Liverpool actor David Yip excited by new show Gold Mountain at the Unity Theatre


Chinese-British actor David Yip tells Laura Davis about his emotional journey he undertook in writing his new play

IT’S hard work being a sort of unofficial spokesperson for your community, particularly if your community isn’t inclined to do much talking.

Yet it’s a role Liverpool actor David Yip has not shied away from, augmenting his 37-year acting career with the production of six documentaries and now a play about the experiences of the British Chinese.

Gold Mountain, which premieres at the Unity Theatre next week, is roughly based on his father’s stories about growing up in pre-Communist China.


Yip originally recorded them as research for a book he later decided he wasn’t comfortable writing while his father was still alive.

He hopes the show, created with French Canadian multimedia theatre company Les Deux Mondes, will make people think ‘I understand a bit more about those old guys walking around Chinatown”.

One of his frustrations as an actor, he adds, has been the lack of stories originating in the Chinese community.

“We don’t have the writers,” says the 59-year-old.

“I compare us very closely with the Indian community in this country and they’ve got fantastic writers, directors but we don’t seem. . .” he breaks off. “It’s a very slow process.”

This is not because nobody is prepared to listen, Yip continues, but because Chinese people in this country aren’t keen to push themselves forwards.

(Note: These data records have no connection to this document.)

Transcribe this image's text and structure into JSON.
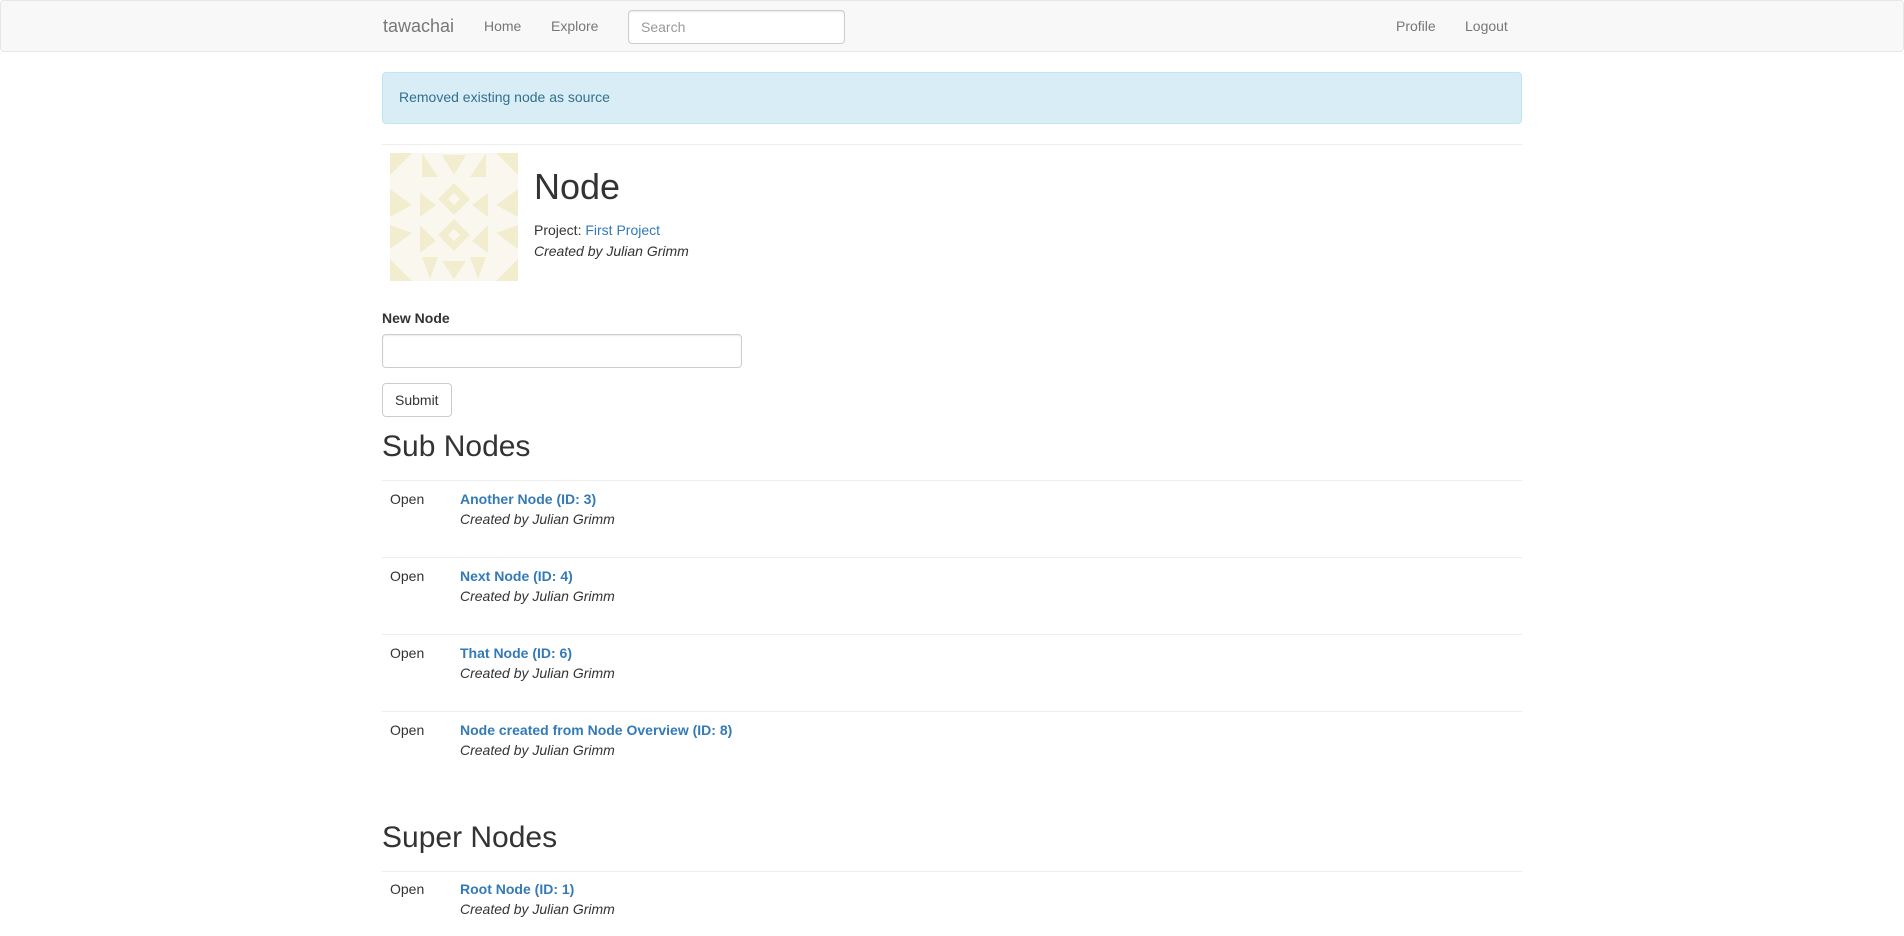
{
  "navbar": {
    "brand": "tawachai",
    "links": [
      "Home",
      "Explore"
    ],
    "search_placeholder": "Search",
    "right_links": [
      "Profile",
      "Logout"
    ]
  },
  "alert": {
    "text": "Removed existing node as source"
  },
  "node": {
    "title": "Node",
    "project_label": "Project:",
    "project_name": "First Project",
    "created_by": "Created by Julian Grimm"
  },
  "form": {
    "label": "New Node",
    "value": "",
    "submit_label": "Submit"
  },
  "sub_nodes": {
    "heading": "Sub Nodes",
    "items": [
      {
        "action": "Open",
        "title": "Another Node (ID: 3)",
        "created_by": "Created by Julian Grimm"
      },
      {
        "action": "Open",
        "title": "Next Node (ID: 4)",
        "created_by": "Created by Julian Grimm"
      },
      {
        "action": "Open",
        "title": "That Node (ID: 6)",
        "created_by": "Created by Julian Grimm"
      },
      {
        "action": "Open",
        "title": "Node created from Node Overview (ID: 8)",
        "created_by": "Created by Julian Grimm"
      }
    ]
  },
  "super_nodes": {
    "heading": "Super Nodes",
    "items": [
      {
        "action": "Open",
        "title": "Root Node (ID: 1)",
        "created_by": "Created by Julian Grimm"
      }
    ]
  },
  "colors": {
    "link": "#337ab7",
    "alert_bg": "#d9edf7",
    "alert_text": "#31708f",
    "identicon": "#f5f1dc"
  },
  "icons": {
    "identicon": "identicon-image"
  }
}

Despite great business and academic success, Britain has never had a Chinese MP, he points out.

“I think in 2010 you can’t keep saying ‘they’re not given a voice’,” he continues.

“I think historically one of the nicest things said about the Chinese community – and yet one of things that really hurts the most – was ‘they’re so quiet, they’re so polite, they’re self-policing, they never say boo to a goose basically’ and that was true.